On 09/09/2013 02:27 PM, Mark Brown wrote:
On Mon, Sep 09, 2013 at 12:44:49PM -0600, Stephen Warren wrote:
From: Stephen Warren swarren@nvidia.com
If the WM8903 IRQ is triggered after the device is suspended, or before it is resumed, the underlying I2C bus that the WM8903 is attached to may not be available. This may cause the IRQ handler to emit the following error:
wm8903 0-001a: Failed to read IRQ status: -16
... or perhaps even cause a failure inside the I2C driver.
To prevent this, explicitly mask all interrupt sources when entering BIAS_OFF. Also, modify the IRQ handler to immediately return if the device is in BIAS_OFF, so that shared interrupt lines don't cause a similar problem. This requires that WM8903 interrupts be disabled to avoid interrupt storms.
During resume (actually, the transition back to BIAS_STANDBY), restore the desired IRQ mask.
This should be being handled in at a framework level, there's a generic problem here that affects essentially every device out there which might need interrupts over suspend (and causes relatively frequent problems). Your fix also won't help if someone has arranged for the wm8903 mic detect to be a wake source which you normally want in phone or tablet type applications but is where this sort of issue most frequently bites since we'll never turn the device off the interrupt does need to be asserted to kick off the wake.
Drivers usually work around this by disabling their interrupt with disable_irq() between suspend() and suspend_late(), then doing the same thing again between resume_noirq() and resume() covering both the windows where this can happen. This preserves the ability to wake from the interrupt but it's not awesome; ideally genirq would be able to understand that it can't deliver interrupts to a suspended device but then of course at the minute genirq has no idea that a device is even associated with the interrupt.
So I suppose request_irq() could be enhanced to associate IRQs with devices, which would at least give genirq the knowledge it needs to mask interrupts before devices were resumed.
However, I'm not sure it's possible for genirq to handle this transparently in all situations.
When would the IRQ be re-enabled again?
If it the IRQ is enabled immediately before the device's resume() is called, then IRQs can still fire while the device is suspended. That would solve the issue at hand here; that the I2C device used for register IO wasn't resumed when the IRQ fired, but could presumably still be problematic for the device itself, in general if not in this case.
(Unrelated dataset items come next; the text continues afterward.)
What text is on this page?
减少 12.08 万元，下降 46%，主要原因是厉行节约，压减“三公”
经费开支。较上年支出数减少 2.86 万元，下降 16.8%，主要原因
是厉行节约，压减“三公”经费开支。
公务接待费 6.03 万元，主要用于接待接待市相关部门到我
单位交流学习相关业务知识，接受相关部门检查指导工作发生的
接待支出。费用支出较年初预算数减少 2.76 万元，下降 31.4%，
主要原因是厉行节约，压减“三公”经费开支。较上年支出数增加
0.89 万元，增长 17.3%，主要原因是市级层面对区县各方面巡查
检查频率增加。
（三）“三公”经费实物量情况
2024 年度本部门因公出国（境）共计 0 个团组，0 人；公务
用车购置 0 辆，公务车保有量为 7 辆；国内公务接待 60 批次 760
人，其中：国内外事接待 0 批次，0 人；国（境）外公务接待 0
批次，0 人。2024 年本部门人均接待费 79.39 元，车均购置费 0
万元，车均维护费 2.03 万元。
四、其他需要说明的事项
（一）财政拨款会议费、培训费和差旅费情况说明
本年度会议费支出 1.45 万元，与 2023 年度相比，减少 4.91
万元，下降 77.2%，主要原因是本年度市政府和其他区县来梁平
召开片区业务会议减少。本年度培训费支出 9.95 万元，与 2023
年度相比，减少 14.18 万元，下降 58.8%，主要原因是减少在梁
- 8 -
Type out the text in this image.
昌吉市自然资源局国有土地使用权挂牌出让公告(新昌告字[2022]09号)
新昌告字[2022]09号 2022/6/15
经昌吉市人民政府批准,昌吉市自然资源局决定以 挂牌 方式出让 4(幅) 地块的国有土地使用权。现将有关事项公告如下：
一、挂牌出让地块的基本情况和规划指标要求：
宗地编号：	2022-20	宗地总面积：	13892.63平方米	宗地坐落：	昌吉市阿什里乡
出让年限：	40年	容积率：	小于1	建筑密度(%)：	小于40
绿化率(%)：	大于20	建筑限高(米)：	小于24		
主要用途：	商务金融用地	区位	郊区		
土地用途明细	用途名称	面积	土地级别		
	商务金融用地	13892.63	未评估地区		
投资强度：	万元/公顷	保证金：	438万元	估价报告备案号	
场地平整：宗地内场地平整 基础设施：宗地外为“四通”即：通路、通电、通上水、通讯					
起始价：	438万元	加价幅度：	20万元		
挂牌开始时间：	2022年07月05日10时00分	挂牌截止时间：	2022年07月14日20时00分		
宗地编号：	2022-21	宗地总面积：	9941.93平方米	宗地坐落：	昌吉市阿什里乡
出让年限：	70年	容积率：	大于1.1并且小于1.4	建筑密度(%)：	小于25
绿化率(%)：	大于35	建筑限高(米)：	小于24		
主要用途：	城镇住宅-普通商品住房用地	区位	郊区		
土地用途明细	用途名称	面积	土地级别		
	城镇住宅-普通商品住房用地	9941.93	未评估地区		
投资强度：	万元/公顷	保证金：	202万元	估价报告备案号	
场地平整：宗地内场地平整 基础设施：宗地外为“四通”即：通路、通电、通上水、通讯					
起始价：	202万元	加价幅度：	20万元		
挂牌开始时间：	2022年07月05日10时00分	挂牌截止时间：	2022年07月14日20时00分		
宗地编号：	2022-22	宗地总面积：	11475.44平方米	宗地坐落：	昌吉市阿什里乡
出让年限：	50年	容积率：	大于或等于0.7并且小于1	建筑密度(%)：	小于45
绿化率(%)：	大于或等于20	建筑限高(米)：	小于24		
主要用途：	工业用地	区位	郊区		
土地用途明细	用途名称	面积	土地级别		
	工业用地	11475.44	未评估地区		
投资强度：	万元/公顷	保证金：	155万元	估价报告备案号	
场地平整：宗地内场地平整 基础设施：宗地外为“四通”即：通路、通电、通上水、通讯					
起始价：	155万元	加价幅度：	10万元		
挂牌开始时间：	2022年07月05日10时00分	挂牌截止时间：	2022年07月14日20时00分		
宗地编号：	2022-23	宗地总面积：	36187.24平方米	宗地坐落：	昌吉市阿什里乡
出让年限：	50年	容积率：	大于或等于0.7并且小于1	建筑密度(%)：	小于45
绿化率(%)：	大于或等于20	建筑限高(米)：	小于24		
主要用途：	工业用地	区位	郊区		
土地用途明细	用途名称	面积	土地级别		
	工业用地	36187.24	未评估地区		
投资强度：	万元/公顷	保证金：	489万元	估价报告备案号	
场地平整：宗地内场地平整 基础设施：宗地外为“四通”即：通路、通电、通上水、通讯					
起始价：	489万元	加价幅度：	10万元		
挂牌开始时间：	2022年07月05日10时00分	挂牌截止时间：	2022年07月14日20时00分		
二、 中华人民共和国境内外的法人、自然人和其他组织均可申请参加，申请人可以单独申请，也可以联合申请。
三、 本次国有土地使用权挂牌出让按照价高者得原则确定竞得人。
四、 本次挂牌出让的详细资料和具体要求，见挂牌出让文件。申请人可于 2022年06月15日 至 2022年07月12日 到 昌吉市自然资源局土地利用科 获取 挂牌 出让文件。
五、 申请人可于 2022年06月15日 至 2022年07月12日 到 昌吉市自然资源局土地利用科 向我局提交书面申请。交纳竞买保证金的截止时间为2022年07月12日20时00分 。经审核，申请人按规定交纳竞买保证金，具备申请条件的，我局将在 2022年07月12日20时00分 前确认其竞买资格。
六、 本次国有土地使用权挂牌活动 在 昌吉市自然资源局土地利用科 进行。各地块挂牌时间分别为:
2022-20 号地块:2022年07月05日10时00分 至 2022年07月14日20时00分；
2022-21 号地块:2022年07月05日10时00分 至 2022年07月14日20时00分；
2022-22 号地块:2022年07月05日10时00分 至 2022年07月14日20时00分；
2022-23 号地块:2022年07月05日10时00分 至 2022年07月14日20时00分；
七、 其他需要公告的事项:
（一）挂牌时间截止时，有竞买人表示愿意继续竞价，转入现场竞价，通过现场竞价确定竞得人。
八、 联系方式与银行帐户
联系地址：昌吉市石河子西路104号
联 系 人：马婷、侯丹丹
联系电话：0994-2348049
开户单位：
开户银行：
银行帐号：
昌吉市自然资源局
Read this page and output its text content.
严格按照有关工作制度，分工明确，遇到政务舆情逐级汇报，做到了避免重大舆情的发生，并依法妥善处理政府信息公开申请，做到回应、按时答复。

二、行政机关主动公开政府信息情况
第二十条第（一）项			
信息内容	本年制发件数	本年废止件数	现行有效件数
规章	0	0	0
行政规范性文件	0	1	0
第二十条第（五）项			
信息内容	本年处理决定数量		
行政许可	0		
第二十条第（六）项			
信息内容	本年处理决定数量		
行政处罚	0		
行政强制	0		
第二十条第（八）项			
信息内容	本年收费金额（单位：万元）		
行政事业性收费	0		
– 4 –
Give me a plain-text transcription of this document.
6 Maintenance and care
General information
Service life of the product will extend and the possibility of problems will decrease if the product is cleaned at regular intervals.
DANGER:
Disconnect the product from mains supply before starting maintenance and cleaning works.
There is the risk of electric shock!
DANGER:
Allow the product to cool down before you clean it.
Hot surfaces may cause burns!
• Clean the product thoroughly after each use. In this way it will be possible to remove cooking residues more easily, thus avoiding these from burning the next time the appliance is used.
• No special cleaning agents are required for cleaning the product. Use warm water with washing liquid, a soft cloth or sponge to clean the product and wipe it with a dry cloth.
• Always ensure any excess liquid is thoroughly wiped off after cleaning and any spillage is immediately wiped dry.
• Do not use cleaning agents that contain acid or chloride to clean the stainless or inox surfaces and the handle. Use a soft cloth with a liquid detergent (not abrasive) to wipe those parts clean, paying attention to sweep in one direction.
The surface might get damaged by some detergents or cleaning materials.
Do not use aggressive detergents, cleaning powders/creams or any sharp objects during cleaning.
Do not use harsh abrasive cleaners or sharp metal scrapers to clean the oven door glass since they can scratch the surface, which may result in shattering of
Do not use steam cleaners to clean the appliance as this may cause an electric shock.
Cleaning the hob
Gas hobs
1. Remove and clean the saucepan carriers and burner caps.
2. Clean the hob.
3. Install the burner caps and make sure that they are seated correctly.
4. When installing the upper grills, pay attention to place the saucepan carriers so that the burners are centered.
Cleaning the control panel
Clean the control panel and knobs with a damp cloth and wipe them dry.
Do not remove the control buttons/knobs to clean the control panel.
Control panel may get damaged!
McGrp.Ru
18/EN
Perhaps drivers just need to support this?
If the IRQ is enabled immediately after the device's resume() is called, then a device wouldn't be able to receive IRQs during the execution of resume(), which I assume would completely break some drivers?
This gets more complicated with shared IRQ lines, since it wouldn't be possible to enable the IRQ immediately before/after *a* device's resume() was called, but rather, this could only happen immediately before/after the resume() for *all* devices using that IRQ were called.
It seems like the only way a driver can really manage IRQ handling in the general case is to mask interrupts at the source, like this patch does, rather than mask them at the interrupt controller, where the IRQ may already be shared.
I guess that means that for wakeup interrupts, the driver does indeed need to disable the interrupt at the source between resume_noirq() and resume(), although I have no idea how that could possibly work, if the register IO is over an I2C device that itself uses its own interrupts...